Another very interesting stuff post, Ronni. I was especially impressed with the Coffin Club for it's cheeky defiance of death and with the Amazon Prime Now piece. What a marvelous idea.

Happy Holidays, Ronni, and to all who contribute here with such insight and care.

Wow, it would be worth walking around with an i-phone if there were homeless people sitting in my nearby small town. Maybe move back to N.Y? Ah, but no starry skies in the Big Apple.

Happy, Merry, Joyful Winter Holidays to Ronni, and all her wonderful readers.

Great posts Ronni especially the new use for Amazon Prime and the Dark Sky Reserve piece. Hope your holiday is very good.

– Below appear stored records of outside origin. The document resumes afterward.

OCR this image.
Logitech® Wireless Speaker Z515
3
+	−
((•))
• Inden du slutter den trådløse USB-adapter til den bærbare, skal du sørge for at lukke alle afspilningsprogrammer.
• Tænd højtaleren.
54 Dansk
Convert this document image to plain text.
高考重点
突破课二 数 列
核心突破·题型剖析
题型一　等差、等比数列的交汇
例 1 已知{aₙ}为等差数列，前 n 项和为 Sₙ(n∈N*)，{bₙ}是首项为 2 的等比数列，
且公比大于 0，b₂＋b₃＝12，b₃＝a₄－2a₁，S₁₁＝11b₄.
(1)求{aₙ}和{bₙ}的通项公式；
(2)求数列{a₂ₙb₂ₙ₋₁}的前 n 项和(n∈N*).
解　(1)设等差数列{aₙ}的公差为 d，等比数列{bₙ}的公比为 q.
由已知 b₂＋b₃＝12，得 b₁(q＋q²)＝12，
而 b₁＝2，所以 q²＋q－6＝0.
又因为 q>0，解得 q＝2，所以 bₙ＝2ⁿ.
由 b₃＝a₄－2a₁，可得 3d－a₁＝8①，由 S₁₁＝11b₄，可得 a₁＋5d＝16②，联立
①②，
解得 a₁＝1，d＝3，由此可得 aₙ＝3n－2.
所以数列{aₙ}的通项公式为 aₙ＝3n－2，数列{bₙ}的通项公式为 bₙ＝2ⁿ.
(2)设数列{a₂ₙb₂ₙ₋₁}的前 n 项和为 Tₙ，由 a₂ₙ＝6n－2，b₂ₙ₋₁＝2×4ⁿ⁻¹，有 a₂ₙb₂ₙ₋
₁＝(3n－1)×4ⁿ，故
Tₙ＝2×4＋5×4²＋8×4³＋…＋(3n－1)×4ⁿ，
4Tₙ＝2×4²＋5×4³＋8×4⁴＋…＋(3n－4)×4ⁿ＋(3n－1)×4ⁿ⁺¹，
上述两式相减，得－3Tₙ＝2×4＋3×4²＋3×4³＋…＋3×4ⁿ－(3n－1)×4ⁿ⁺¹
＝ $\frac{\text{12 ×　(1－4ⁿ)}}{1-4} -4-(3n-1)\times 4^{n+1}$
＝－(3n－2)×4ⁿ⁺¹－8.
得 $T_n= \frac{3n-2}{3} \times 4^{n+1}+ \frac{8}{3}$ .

While I couldn't hear every word in the coffin piece I found it delightful. I wonder how long the Dark Sky in that part will last with those in control of all that we held dear in National Parks.

The coffins production is a brilliant idea and the video was so much fun! They're right -- these traditional costs are far too high and BORING!

The dark skies where you can actually see the stars are awesome, especially at this time of year.

And those garages were so full of charm and mystique! They added so much to cross country trips. Nothing like them around today.

Thank you for all of the entertainment and enlightenment again this weekend, Ronni. Merry Christmas, Happy Hannukah, a Joyful Festivus or what ever other holiday greetings may be appropriate to all here!